On Franken and Taxes
I have no real love for Al Franken–he’s annoying, an arch-liberal, and (mostly) unfunny–but I can’t really get up in arms over the fact that he got tripped up by the tax code. Yes, he should have had a professional do his taxes (and, if the professional messed this up on his behalf, said professional needs to go), but the tax system is so arcane and full of nonsense that these things are bound to happen.
Consider, for instance, the fact that athletes have to pay local taxes on whatever they earn when they play road games.
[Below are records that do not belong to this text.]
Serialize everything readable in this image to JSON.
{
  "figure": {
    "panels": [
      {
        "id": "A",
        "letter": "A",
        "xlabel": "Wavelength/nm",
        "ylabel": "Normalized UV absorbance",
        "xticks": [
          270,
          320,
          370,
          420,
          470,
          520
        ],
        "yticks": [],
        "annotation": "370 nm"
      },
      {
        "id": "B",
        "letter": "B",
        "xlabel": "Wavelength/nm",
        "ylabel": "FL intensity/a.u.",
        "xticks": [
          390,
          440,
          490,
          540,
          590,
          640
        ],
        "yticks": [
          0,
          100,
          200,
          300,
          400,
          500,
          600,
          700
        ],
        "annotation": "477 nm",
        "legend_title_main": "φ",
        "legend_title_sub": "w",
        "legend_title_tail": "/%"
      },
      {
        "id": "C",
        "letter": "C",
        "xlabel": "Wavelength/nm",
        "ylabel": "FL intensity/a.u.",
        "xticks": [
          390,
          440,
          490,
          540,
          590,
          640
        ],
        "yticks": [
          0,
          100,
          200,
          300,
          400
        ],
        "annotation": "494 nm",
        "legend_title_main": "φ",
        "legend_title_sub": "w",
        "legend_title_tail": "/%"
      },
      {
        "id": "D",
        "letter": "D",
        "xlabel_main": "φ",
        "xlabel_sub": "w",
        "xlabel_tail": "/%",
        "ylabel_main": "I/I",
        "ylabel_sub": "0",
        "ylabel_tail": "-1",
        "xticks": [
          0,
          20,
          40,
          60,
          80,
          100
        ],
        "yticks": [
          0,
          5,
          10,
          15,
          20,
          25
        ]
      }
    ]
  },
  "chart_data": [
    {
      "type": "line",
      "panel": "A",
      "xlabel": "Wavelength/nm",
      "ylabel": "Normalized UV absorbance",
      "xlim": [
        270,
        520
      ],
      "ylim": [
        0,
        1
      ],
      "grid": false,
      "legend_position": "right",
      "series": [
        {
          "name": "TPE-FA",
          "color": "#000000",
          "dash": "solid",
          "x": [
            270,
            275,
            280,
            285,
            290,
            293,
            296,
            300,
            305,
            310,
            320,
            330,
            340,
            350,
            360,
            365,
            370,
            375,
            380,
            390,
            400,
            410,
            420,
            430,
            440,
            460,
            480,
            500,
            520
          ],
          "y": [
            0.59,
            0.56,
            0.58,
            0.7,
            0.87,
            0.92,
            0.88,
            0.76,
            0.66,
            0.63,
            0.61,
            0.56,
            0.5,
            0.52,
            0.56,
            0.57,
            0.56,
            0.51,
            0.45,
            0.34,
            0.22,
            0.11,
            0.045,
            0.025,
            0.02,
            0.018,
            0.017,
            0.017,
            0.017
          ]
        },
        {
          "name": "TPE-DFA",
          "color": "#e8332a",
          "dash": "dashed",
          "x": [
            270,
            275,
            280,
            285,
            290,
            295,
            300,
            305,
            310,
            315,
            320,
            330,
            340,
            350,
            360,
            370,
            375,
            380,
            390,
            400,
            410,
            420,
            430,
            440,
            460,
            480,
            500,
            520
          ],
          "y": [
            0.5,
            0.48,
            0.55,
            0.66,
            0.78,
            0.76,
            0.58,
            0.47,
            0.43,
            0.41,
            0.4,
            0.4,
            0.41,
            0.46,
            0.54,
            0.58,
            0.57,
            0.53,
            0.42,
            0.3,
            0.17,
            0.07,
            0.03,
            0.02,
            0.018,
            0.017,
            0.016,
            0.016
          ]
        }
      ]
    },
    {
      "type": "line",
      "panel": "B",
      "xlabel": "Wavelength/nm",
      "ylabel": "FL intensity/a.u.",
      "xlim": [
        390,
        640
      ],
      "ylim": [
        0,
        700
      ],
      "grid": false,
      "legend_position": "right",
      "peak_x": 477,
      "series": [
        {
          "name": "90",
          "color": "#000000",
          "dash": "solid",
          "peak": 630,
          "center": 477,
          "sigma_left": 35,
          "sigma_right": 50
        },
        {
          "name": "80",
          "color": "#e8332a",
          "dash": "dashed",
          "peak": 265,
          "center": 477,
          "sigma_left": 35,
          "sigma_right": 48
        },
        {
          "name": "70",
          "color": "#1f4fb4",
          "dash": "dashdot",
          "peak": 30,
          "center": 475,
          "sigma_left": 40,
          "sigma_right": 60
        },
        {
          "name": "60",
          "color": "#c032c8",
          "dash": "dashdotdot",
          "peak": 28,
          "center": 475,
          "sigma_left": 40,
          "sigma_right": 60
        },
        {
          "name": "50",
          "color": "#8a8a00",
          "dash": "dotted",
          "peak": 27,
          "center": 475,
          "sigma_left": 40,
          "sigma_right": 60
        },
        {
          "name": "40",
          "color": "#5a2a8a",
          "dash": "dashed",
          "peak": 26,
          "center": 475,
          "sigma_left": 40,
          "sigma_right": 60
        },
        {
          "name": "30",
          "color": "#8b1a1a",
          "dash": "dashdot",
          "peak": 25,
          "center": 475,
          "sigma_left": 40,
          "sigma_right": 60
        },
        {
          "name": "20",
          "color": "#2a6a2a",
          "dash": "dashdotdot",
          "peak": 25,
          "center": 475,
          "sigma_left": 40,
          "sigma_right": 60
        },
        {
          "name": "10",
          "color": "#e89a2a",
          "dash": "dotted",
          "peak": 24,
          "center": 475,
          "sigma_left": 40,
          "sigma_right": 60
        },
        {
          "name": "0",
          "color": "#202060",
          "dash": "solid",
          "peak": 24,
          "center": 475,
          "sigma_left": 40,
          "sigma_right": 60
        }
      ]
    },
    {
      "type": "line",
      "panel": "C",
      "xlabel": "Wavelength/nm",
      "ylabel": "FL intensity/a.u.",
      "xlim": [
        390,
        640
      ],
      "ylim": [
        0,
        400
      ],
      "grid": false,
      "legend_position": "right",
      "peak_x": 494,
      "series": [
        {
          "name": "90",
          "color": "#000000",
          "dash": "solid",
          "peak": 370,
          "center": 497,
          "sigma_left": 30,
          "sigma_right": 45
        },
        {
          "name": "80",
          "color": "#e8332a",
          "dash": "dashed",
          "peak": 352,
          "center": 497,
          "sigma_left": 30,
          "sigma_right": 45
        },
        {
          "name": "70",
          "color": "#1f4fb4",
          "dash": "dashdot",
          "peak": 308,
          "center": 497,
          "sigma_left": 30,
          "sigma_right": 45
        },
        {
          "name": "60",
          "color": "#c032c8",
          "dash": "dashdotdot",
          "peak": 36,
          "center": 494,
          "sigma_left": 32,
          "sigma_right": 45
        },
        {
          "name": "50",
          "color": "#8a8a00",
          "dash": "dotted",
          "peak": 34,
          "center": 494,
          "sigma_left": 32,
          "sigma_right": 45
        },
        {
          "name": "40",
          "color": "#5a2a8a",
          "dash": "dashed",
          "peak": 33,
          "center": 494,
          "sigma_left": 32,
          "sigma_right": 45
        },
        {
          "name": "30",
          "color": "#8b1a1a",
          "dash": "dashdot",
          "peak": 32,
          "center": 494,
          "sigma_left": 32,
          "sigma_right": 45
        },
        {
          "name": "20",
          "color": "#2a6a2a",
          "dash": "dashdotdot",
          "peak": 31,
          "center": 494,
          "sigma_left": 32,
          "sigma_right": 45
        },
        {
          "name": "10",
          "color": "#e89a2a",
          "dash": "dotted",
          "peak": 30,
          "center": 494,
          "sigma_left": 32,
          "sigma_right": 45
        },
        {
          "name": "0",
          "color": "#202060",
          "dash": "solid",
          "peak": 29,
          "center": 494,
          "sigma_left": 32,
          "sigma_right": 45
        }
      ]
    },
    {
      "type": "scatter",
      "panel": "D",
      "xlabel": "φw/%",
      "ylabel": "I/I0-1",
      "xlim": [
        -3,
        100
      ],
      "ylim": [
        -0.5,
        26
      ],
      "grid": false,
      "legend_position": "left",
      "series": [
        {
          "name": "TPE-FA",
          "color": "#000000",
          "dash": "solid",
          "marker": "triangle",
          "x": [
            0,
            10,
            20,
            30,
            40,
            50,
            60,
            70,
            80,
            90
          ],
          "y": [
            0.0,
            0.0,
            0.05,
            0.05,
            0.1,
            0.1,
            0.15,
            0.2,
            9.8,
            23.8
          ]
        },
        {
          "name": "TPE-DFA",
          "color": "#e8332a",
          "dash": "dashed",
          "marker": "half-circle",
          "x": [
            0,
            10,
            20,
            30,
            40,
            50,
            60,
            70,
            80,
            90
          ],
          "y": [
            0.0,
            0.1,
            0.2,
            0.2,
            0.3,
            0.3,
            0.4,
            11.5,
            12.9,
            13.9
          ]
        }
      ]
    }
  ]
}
No, seriously: there’s a “jock tax.” From MSN:
You may never have hit a grand slam or made a slam dunk, but it’s possible you might face the same “jock tax” that costs Alex Rodriguez and Shaquille O’Neal thousands of dollars every time they play a game out of state.
The tax, which emerged in the 1990s to tap the huge paychecks of visiting professional athletes, has spread to include just about anyone who works extended periods in a state that levies a personal income tax.
The 41 states that do so have always held the right to collect tax from nonresidents who do business there. But athletes and entertainers have been the chief targets for nonresident taxes, partly because they tend to make lots of money and partly because their schedules are public and available to tax agencies.
This is what the tax code hath wrought–greedy states stealing from visiting entertainers. Ridiculous.